Agency protocol is easily overlooked by busy agency staff and the coordinator. This is why I strongly urge the unit leader (usually the Radio Officer) go into the agency every few days and spend several hours there doing something of interest and of help to the agency. The RO then knows what to do and what not to do, and will soon know who to ask for help on what aspect/subject/topic.
- types of involvement: equipment operations, equipment maintenance,staff support, delivery of equipment, etc.
- responsibilities: Who report to; who supervises,job, etc.
- liabilities: potential hazards from falling furniture in a quake to slipping on a wet floor, etc. Discuss with local gov't safety officer! None? Get one!

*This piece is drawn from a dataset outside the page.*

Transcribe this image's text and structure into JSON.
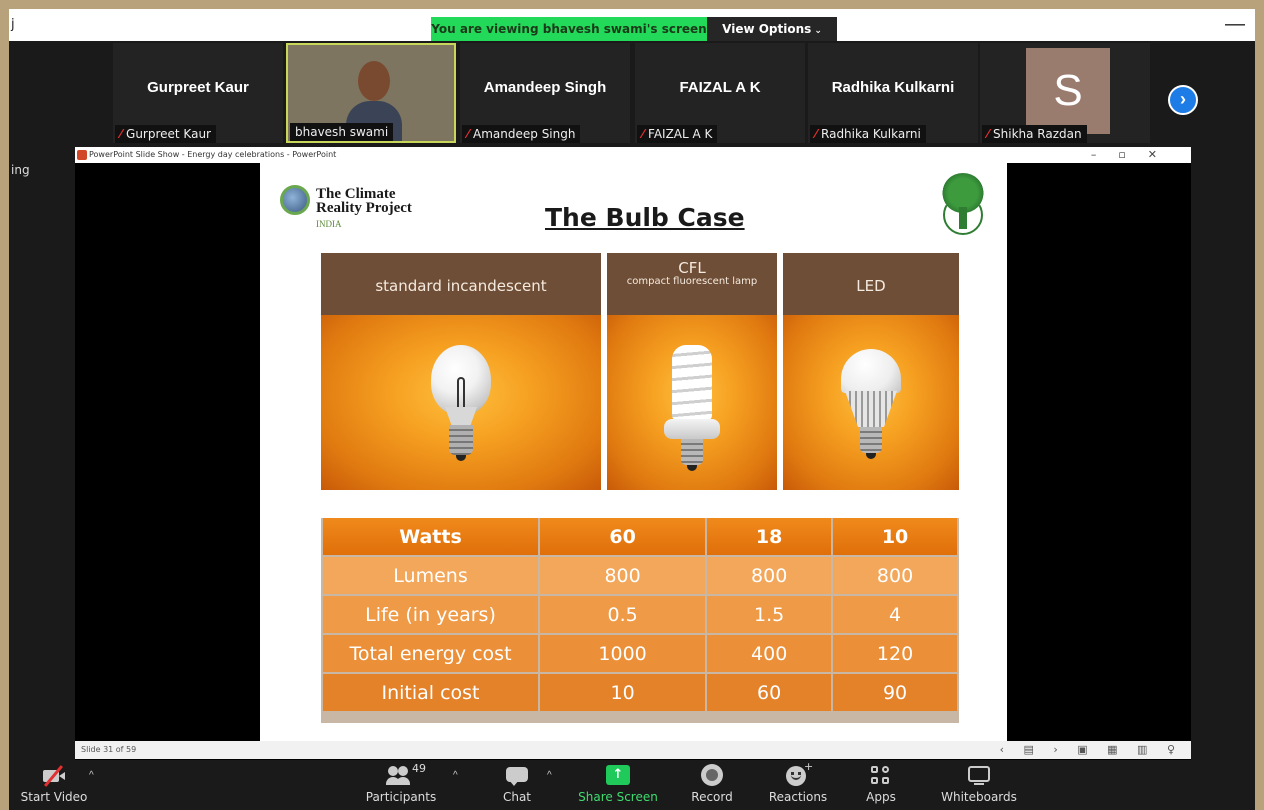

- types: portable, mobile, or to a fixed field location with equipment
- responsibilities in each of above categories. Add local aspects
- hazards in each of above activities
- liabilities for anything.
- personal vehicles
- agency vehicles
- other transportation modes
- Incident Command System familiarization
- Use of tactical calls
- Setting up computers, faxes, phones and radio's in offices as well as the EOC
Develop a list of people categorized into skills areas, such as administrative, photography, clerical, commercial drivers, field responders, HF NCS experience, Fire response (field response training), etc. Think of EVERY possible use for people in your unit applied to ANY form of Public Safety Communications system or support to an EOC or Incident staff anywhere; then train for all exposures.